03
de junho de 2013 | N° 17452
L.
F. VERISSIMO
Touradas
A
alma ibérica se divide em duas, uma mais caliente e a outra menos. Portugal é
uma Espanha ponderada. A divisão está evidente na tourada, essa metáfora para
todas as dicotomias humanas. Na Espanha matam o touro, em Portugal apenas o
irritam. Ainda não se chegou a um acordo sobre o que, exatamente, toureiro e
touro simbolizam. A metáfora não é clara. Razão x instinto? Cultura x natureza?
Civilização
x força bruta? Ou – como li em algum lugar – tudo não passa de um ritual de
sedução, com o Homem subjugando a Mulher, a Besta Primeva e todos os seus
terrores, numa espécie de tango sangrento em que não falta uma penetração no
fim? Ou o toureiro gracioso é a mulher estilizada e o touro resfolgante uma
paródia de homem? Enfim, seja o que for que se decide numa arena de touros, os
espanhóis terminam o ritual, os portugueses deixam pra lá.
Na
Argentina, os líderes militares da época da repressão foram processados e as
atrocidades cometidas pela ditadura punidas, ou pelo menos amplamente
discutidas.
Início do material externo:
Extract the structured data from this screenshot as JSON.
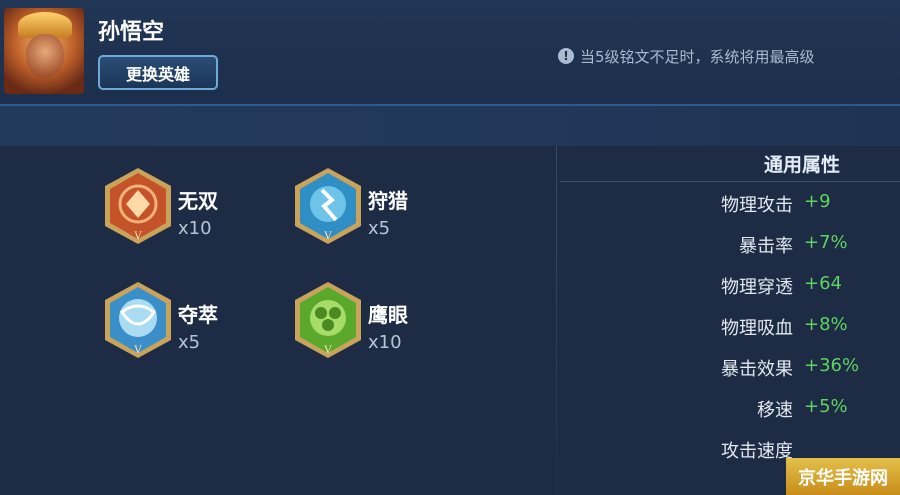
{
  "header": {
    "hero_name": "孙悟空",
    "change_hero_label": "更换英雄",
    "notice_text": "当5级铭文不足时，系统将用最高级"
  },
  "runes": [
    {
      "name": "无双",
      "count": "x10",
      "color": "#c4532a",
      "icon": "wushuang-rune-icon"
    },
    {
      "name": "狩猎",
      "count": "x5",
      "color": "#2f8fc4",
      "icon": "shoulie-rune-icon"
    },
    {
      "name": "夺萃",
      "count": "x5",
      "color": "#3b8fc8",
      "icon": "duocui-rune-icon"
    },
    {
      "name": "鹰眼",
      "count": "x10",
      "color": "#5aa82c",
      "icon": "yingyan-rune-icon"
    }
  ],
  "stats": {
    "title": "通用属性",
    "rows": [
      {
        "label": "物理攻击",
        "value": "+9"
      },
      {
        "label": "暴击率",
        "value": "+7%"
      },
      {
        "label": "物理穿透",
        "value": "+64"
      },
      {
        "label": "物理吸血",
        "value": "+8%"
      },
      {
        "label": "暴击效果",
        "value": "+36%"
      },
      {
        "label": "移速",
        "value": "+5%"
      },
      {
        "label": "攻击速度",
        "value": ""
      }
    ]
  },
  "watermark": "京华手游网"
}
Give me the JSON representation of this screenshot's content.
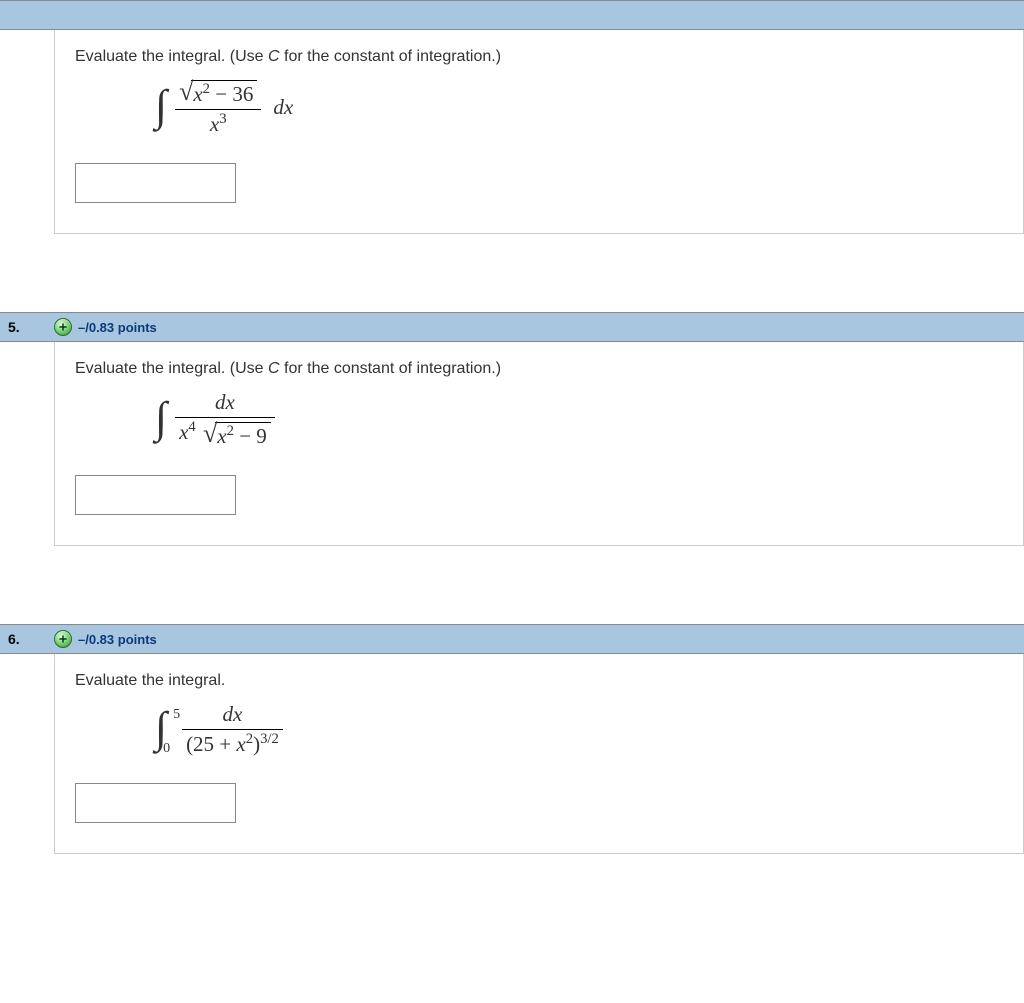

No Chile, aos poucos a história ainda mal contada do governo
Pinochet se incorpora à história oficial do país – para ser reconhecida e
expiada, para que reconciliação não signifique absolvição e para que nunca mais
se repita.
No
Brasil, a repressão foi menos assassina do que na Argentina e no Chile – se é
que se pode falar em graduações de barbaridade – e ninguém ainda teve que dar
muitas explicações. No caso, a simpática irresolução portuguesa desserve a
História. Pois, se o touro continua vivo, o que há para expiar? Aqui, até
agora, venceu o deixa-pra-lá-ismo.
Já
que temos que ser ibéricos, o que é melhor, ser português ou espanhol? Os
espanhóis parecem viver mais perto do coração selvagem da vida. Os portugueses
preferem menos drama e menos sangue. Voltando ao touro: uma tourada espanhola
sempre acaba com o animal morto, com uma resolução. Uma tourada portuguesa pode
ser um espetáculo emocionante, mas o touro sobrevive e nada se resolve. E ainda
se discute se convém irritar o touro.